EL GOBIERNO CHILENO ha emprendido una serie de medidas educativas para la enseñanza universal del inglés con el objetivo de que en el plazo de una generación la población del país sea bilingüe:
Chile already has the most open, market-friendly economy in Latin America, and the language plan is seen as advancing that process. The government has negotiated free trade agreements with the United States, Canada, the European Union and South Korea in recent years, is in talks with New Zealand and Singapore, and this fall was host to the Asian-Pacific Economic Cooperation conference, with President Bush among the leaders of 21 nations in attendance.Hay muy pocas voces críticas, entre ellas (cómo no) la del Foro Social Chileno. Pero el enfoque del gobierno chileno es más que correcto:
"We have some of the most advanced commercial accords in the world, but that is not enough," Sergio Bitar, the minister of education, said in an interview here. "We know our lives are linked more than ever to an international presence, and if you can't speak English, you can't sell and you can't learn."

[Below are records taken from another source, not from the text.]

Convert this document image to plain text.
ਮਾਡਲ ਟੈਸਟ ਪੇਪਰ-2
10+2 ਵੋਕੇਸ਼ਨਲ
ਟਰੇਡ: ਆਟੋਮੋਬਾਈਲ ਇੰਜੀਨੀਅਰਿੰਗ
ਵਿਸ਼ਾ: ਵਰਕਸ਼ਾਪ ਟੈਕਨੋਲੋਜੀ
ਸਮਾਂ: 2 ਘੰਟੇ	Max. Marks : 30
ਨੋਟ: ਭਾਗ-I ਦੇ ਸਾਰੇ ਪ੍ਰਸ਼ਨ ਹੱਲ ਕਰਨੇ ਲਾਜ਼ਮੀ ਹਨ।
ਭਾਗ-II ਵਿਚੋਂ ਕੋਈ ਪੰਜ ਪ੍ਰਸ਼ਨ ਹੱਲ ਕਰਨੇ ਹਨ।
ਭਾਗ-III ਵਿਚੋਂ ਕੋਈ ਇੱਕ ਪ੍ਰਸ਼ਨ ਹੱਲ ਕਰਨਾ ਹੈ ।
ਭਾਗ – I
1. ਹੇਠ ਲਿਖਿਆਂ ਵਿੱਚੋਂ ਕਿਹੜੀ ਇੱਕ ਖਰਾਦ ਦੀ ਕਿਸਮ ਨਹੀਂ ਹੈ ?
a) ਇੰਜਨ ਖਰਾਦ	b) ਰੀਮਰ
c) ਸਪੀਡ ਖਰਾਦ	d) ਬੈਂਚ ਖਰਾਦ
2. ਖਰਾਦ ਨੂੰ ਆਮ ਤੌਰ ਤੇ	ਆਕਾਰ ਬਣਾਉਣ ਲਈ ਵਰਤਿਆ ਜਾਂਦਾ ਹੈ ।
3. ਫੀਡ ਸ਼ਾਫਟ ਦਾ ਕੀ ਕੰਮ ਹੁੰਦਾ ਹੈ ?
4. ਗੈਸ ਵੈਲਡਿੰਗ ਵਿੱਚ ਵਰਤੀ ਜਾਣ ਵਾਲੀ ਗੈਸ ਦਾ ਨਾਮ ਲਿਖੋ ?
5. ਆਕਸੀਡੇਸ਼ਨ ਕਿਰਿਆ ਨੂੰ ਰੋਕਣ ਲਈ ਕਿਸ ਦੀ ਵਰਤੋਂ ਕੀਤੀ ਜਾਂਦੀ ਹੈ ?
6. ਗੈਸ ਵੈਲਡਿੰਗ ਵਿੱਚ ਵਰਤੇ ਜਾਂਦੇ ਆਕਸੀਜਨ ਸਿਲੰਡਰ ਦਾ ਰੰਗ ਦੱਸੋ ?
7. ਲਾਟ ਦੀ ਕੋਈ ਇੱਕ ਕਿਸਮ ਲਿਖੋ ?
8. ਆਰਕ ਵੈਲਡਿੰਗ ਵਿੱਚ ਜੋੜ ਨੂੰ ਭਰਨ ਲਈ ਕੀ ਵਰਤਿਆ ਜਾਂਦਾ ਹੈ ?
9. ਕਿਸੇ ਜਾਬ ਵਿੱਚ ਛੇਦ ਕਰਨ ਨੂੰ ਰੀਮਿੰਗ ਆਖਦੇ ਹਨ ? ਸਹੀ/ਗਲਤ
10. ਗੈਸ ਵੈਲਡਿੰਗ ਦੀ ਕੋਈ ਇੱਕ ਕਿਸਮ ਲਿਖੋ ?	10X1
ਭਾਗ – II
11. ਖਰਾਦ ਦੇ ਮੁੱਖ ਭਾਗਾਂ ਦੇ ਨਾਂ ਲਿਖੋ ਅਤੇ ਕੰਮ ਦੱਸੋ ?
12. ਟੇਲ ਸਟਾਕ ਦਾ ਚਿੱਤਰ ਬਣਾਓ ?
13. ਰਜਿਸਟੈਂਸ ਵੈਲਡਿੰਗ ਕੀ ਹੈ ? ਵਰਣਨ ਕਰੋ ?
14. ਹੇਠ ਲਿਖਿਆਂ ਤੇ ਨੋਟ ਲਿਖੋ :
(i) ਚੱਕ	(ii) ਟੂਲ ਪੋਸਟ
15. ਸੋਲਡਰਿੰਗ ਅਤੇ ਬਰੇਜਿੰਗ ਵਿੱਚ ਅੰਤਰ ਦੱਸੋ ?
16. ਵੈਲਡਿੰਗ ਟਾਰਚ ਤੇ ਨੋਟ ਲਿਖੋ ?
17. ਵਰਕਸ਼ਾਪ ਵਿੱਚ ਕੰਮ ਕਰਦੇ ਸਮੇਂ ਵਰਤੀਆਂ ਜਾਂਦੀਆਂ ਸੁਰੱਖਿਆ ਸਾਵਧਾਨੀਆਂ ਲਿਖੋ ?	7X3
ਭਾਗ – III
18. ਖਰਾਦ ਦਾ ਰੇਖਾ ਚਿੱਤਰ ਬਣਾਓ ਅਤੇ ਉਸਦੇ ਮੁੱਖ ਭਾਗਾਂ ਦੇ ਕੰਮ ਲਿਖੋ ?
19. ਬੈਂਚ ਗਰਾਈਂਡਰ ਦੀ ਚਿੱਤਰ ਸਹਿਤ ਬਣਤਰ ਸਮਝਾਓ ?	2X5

The initial phase of the 18-month-old program, officially known as "English Opens Doors," calls for all Chilean elementary and high school students to be able to pass a standardized listening and reading test a decade from now. But the more ambitious long-term goal is to make all 15 million of Chile's people fluent in English within a generation.
"It took the Swedes 40 years" to get to that point, said Mr. Bitar, adding that he sees the Nordic countries and Southeast Asian nations like Malaysia as models for Chile. "It's going to take us decades too, but we're on the right track."
Only a very small number of groups have opposed the program on ideological grounds.Vamos, como aquí.
"We're quite worried about this because it takes an economic hegemony and translates it into a cultural hegemony," said Sara Larraín, a leader of the Chilean Social Forum, a coalition opposed to corporate-led globalization. "Chile's insertion ought to be into the world at large, not into the U.S. empire. These are not Roman times, when Latin was the universal language."
But the Chilean government has presented the English initiative as an eminently democratic measure, in Mr. Bitar's words "an instrument of equality for all children" in Chile. That argument seems to resonate deeply with working-class families eager to see their children prosper in an increasingly competitive and demanding job market.
"This kind of program didn't exist when I was in school, which meant that only the rich kids in the private schools got to study English," said Fabiola Coli, whose daughter is now learning English at the Benjamin Vicuña MacKenna Elementary School here. "If you couldn't afford to pay, and I couldn't, you were left out. This is better because everyone can benefit."